= Working Assets =

American corporation

Working Assets is a corporation in the United States founded in 1985 by Peter Barnes.

Working Assets' first product was the Better World Credit Card. After the United States deregulated telephone service, the company introduced Working Assets Long Distance in 1991. A unionization effort in 1995 was strongly resisted by the management of Working Assets. Soon after the union contract went through, the call center group was sold to Michael Ansara's Share Group. In 2001, Share opened a call center in Canada and all San Francisco based union members were laid off. In 2000, it also became a mobile virtual network operator, operating as Working Assets Wireless. The company renamed this division to CREDO Mobile in November 2007. In May 2006, Working Assets Publishing launched with the release of Glenn Greenwald's book, How Would a Patriot Act?

According to its website, Working Assets has raised more than $83 million for progressive nonprofit organizations since its inception, such as news site Democracy Now! as well as others such as Greenpeace and Planned Parenthood. It has also partnered with other organizations on projects such as Leave My Child Alone, with Mainstreet Moms and Acorn.

October 2016, Ray Morris became Credo's CEO. The company stopped collecting donations from individual Credo customers and instead, made periodic corporate donations to liberal causes. January 2020, Credo ended all direct activism campaigns.

Credo Mobile was purchased by B. Riley Principal Investments September 2021. Five months later, the Working Assets credit card division was evidently sold to Bank of America.

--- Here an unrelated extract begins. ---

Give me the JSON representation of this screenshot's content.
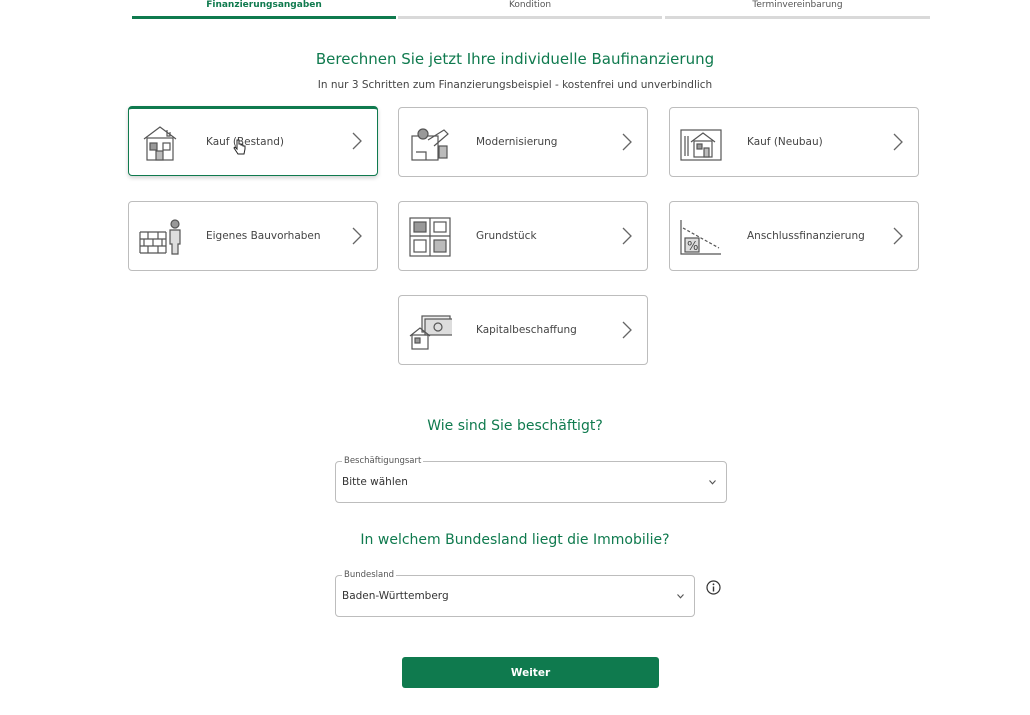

Working Assets credit card holders were not notified but, as of May 2022, make payments directly to Bank of America. Credo provides no information or customer service for Working Assets credit card holders. (Call center agents are available for Credo Mobile customers.)

In a notice dated April 12, 2023, Bank of America notified the Working Assets cardholders that their card would now become "Bank of America Customized Cash Rewards" credit card.